Description: Patients with Hodgkin’s disease, which is either refractory or recurs after frontline chemotherapy with MOPP (mechlorethamine, vincristine, procarbazine, and prednisone), ABVD (doxorubicin, bleomycin, vinblastine, and dacarbazine), or both regimens, generally have a poor prognosis. High-dose chemotherapy with autologous marrow or stem cell rescue (ABMT) is now a widely used salvage strategy in these patients. In this study, our objective was to determine the response rate to ASHAP (Adriamycin = doxorubicin, Solumedrol = methylprednisolone, High-dose Ara-C = cytosine arabinoside, and Platinum = cisplatinum), in a group of patients with Hodgkin’s disease with such poor risk characteristics.
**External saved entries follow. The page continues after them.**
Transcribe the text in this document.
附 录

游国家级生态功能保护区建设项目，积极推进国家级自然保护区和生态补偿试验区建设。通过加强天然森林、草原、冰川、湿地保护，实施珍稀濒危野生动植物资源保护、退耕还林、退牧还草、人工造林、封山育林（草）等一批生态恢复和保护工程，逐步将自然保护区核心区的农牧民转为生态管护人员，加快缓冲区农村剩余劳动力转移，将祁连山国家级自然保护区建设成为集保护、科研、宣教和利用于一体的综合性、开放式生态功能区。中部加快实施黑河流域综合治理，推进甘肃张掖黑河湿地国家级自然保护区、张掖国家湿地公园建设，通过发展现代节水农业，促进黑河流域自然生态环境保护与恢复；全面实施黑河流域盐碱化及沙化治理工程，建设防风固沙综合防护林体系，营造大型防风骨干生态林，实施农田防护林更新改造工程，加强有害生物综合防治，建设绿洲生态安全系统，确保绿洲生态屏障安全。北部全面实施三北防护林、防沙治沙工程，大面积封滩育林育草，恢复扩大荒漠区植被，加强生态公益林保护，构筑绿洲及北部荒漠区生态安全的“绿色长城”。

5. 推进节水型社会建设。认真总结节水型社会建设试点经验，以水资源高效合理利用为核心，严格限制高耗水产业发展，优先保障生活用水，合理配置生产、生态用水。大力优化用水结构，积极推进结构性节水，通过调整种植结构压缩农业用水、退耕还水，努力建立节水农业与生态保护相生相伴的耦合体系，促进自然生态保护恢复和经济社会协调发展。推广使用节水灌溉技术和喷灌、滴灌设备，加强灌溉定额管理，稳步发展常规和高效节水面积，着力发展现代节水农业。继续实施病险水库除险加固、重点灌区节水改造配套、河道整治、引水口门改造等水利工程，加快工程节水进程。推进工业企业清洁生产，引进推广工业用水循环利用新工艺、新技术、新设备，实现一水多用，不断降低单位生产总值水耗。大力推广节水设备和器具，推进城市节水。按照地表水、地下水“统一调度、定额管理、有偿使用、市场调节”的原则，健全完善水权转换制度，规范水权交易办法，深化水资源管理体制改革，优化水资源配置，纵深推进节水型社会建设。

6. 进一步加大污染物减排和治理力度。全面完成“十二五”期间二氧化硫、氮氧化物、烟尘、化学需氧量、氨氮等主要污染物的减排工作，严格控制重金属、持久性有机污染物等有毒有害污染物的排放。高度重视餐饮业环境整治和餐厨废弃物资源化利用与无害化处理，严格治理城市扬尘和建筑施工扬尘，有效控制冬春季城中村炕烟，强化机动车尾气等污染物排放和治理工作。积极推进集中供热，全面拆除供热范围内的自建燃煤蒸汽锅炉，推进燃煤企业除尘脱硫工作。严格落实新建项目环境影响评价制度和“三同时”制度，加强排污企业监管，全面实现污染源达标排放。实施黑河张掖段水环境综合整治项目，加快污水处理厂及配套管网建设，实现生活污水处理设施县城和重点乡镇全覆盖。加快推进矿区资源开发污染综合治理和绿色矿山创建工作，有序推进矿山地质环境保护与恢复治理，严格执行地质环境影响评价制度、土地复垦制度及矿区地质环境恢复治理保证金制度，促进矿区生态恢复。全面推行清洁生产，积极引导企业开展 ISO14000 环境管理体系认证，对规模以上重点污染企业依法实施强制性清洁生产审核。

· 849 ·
The treatment was intended as a brief tumor reducing program before ABMT. Fifty-six patients with diagnosed relapsed or primary refractory Hodgkin’s disease underwent this treatment. The program consisted of the administration of two cycles of ASHAP chemotherapy (doxorubicin 10 mg/m2/d intravenous (IV) continuous infusion (CI) over 24 hours, days 1 to 4; methylprednisolone 500 mg/d IV over 15 minutes daily for 5 days; cisplatinum 25 mg/m2/d IV CI over 24 hours, days 1 to 4; cytosine arabinoside 1.5 g/m2/d IV over 2 hours on day 5). After two courses of ASHAP the patients were evaluated for response, including a gallium scan test. Patients with progressive disease were taken off the study. Those with responding or stable disease received a third course of ASHAP, followed by consolidative treatment with ABMT. There were 19 complete responses (34% CR), 20 partial responses (36% PR), and 17 treatment failures, including 8 with minor responses and 9 with disease progression. Thus, in total there were 39 responses out of 56 patients (CR + PR = 70%). Myelosuppression was the main toxicity. There were no deaths due to toxicity. At this time, 23 patients are alive. There were 31 deaths due to disease progression and 2 due to other causes. The initial response to ASHAP before subsequent ABMT consolidation treatment correlated with survival. All 17 patients in whom ASHAP failed to achieve a response have died. The presence of B symptoms at relapse, and a duration of response to the last regimen of ≤6 months, predicted a poor response to ASHAP. A short program of treatment with ASHAP is an effective tumor debulking approach in patients previously treated with both or either ABVD and MOPP, before ABMT.